Это дело личных пристрастий. Кто-то доверяет только охранникам-людям, кто-то ставит сканеры отпечатков, кто-то – вот такие аппараты. Обмануть их невозможно. Когда человек проходит через рамку, автомат мгновенно считывает не то что отпечатки пальцев или рисунок сетчатки, а даже форму ягодиц входящего. Как ни маскируйся – узнают.
Двери лифта открываются, и в 9.58 Гречкин оказывается на нужном этаже перед массивной дверью в кабинет Бакланова. В приёмной – секретарша с модельной внешностью и огромной грудью. Гречкин смотрит на грудь, гадая, насколько она натуральна. Впрочем, генетические модификации – это не пластика, от натуральной не отличишь.
– Пунктуален, Гречкин, молодец.
Оказывается, в приёмной ещё и Водовозов. Гречкину становится немного стыдно. Секретарша чуть улыбается.
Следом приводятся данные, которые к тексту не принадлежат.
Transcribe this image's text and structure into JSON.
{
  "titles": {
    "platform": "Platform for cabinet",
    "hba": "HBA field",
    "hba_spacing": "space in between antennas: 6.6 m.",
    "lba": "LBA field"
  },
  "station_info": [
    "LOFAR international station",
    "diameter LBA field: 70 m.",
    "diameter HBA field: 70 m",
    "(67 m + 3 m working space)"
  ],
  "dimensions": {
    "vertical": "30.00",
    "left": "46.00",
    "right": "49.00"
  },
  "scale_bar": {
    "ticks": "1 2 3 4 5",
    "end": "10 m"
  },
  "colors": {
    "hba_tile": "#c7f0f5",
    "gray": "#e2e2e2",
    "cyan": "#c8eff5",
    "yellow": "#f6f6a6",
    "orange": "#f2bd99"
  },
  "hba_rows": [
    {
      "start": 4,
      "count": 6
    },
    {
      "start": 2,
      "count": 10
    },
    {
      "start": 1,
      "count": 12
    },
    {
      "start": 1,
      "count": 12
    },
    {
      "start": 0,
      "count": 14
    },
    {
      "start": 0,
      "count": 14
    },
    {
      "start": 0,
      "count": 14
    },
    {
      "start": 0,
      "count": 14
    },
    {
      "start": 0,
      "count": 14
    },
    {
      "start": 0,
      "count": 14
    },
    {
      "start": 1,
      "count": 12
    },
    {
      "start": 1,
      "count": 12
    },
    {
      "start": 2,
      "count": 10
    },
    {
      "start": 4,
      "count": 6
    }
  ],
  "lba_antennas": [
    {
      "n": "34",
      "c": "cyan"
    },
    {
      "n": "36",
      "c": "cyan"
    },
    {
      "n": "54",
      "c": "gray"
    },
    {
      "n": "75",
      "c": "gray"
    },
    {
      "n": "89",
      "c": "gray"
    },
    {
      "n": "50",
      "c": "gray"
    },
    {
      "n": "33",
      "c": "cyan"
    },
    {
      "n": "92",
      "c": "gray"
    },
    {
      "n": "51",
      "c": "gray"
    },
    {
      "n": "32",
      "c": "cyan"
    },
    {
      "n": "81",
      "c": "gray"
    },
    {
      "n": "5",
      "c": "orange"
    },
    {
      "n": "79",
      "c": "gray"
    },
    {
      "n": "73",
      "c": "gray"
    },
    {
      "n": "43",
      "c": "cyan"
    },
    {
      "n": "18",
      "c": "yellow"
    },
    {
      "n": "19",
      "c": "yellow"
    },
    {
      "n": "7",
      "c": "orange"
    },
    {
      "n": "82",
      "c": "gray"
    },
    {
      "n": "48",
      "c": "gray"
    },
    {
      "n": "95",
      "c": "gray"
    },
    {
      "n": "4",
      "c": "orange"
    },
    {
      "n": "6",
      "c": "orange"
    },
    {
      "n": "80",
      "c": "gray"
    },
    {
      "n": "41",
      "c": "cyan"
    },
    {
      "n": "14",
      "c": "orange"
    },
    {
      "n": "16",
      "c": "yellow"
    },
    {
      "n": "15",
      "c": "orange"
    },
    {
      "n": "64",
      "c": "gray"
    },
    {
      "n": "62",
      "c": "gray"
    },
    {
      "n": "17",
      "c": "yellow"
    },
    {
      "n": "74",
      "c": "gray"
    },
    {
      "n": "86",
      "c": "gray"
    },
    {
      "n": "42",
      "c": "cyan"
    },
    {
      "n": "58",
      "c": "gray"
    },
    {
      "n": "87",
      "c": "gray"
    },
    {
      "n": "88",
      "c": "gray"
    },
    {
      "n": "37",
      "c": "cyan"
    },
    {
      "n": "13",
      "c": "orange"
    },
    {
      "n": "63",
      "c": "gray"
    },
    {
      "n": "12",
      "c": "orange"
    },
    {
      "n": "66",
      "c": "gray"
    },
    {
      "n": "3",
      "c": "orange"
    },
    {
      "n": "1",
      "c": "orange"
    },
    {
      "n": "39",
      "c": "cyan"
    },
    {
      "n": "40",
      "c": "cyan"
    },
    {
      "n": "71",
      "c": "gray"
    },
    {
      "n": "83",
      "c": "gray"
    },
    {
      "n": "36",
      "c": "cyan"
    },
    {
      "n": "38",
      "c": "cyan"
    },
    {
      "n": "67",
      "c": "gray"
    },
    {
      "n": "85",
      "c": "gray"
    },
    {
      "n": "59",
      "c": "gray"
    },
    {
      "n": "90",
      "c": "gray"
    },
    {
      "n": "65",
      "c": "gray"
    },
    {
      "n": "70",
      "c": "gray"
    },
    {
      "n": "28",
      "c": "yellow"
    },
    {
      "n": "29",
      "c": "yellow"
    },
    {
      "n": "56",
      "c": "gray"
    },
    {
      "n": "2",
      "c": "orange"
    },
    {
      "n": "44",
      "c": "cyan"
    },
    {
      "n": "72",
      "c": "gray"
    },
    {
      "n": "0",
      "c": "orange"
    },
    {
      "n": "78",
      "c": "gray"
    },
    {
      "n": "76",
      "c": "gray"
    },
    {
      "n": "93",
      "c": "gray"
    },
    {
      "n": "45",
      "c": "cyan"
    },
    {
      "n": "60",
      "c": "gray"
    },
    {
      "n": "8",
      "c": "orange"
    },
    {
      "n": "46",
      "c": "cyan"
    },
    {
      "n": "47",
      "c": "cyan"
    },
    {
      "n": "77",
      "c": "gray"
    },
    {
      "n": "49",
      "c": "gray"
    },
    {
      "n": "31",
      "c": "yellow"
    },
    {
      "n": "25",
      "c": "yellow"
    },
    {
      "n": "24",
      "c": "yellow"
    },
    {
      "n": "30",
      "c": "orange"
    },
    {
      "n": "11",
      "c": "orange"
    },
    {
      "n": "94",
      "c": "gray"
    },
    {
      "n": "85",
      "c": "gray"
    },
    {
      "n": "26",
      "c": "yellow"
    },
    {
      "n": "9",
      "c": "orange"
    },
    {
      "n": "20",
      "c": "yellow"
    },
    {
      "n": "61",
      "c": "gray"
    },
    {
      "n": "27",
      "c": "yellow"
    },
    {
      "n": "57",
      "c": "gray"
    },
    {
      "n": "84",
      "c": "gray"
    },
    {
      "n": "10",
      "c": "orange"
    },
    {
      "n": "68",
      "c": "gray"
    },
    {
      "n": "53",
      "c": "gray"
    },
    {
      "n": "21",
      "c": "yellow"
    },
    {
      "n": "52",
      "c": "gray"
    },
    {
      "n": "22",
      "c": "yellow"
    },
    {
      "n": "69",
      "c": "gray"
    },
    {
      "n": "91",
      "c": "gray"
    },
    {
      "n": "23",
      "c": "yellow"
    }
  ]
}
– Пойдём, Гречкин, – говорит Водовозов. – Ты вовремя.
Дверь сдвигается, и они оказываются в кабинете.
– А-а, Витя со своим протеже, – говорит Бакланов.
Он немолодой, грузный, у него выпуклые глаза и короткий вздёрнутый нос, может из-за этого он выглядит немножко комично.
– Привет-привет, – отвечает Водовозов. – Да, это Василий Гречкин, который умудрился попасть под горячую руку санниковской супруги.
– Это ничего, – смеётся Бакланов. – Она редкая стерва.
Бакланов полулежит в удобном кресле, перед ним маленький голографический столик. Гречкину неожиданно становится легко и уютно. Бакланов кажется вполне дружелюбным человеком, а не серьёзным мрачным чиновником. Гречкин всегда робел при общении с начальством.
– Ладно, Василий Гречкин, иди сюда и садись напротив.
Над голографическим столиком появляется трёхмерное изображение.
– Вот схема анабиозиса. Найди неисправность, у тебя шестьдесят секунд.
Такого поворота событий Гречкин никак не ожидал. Он не мог и подумать, что идёт на экзамен.
Так, так, так. Анабиозис. Какая тут может быть неисправность? Он не настолько хорошо знаком с устройством анабиозиса, чтобы сразу во всём разобраться.
Шланги подачи энергии и питательных растворов выглядят нормально. Что по какому подаётся, Гречкин не знает. Нигде ничего не перекошено, кнопки из пульта не выдраны. Всё, всё ведь в порядке! Чёрт, время-то идёт. Судя по трёхмерному таймеру, встроенному в голограмму, осталось двадцать секунд.
И вдруг Гречкин замечает, что по голографическому изображению проходит лёгкая рябь. Она захватывает совсем маленький кусочек схемы, но всё-таки мешает сосредоточиться. Гречкин переводит взгляд и видит, что один квадрат излучателей голографического столика работает с перебоями и периодически гаснет.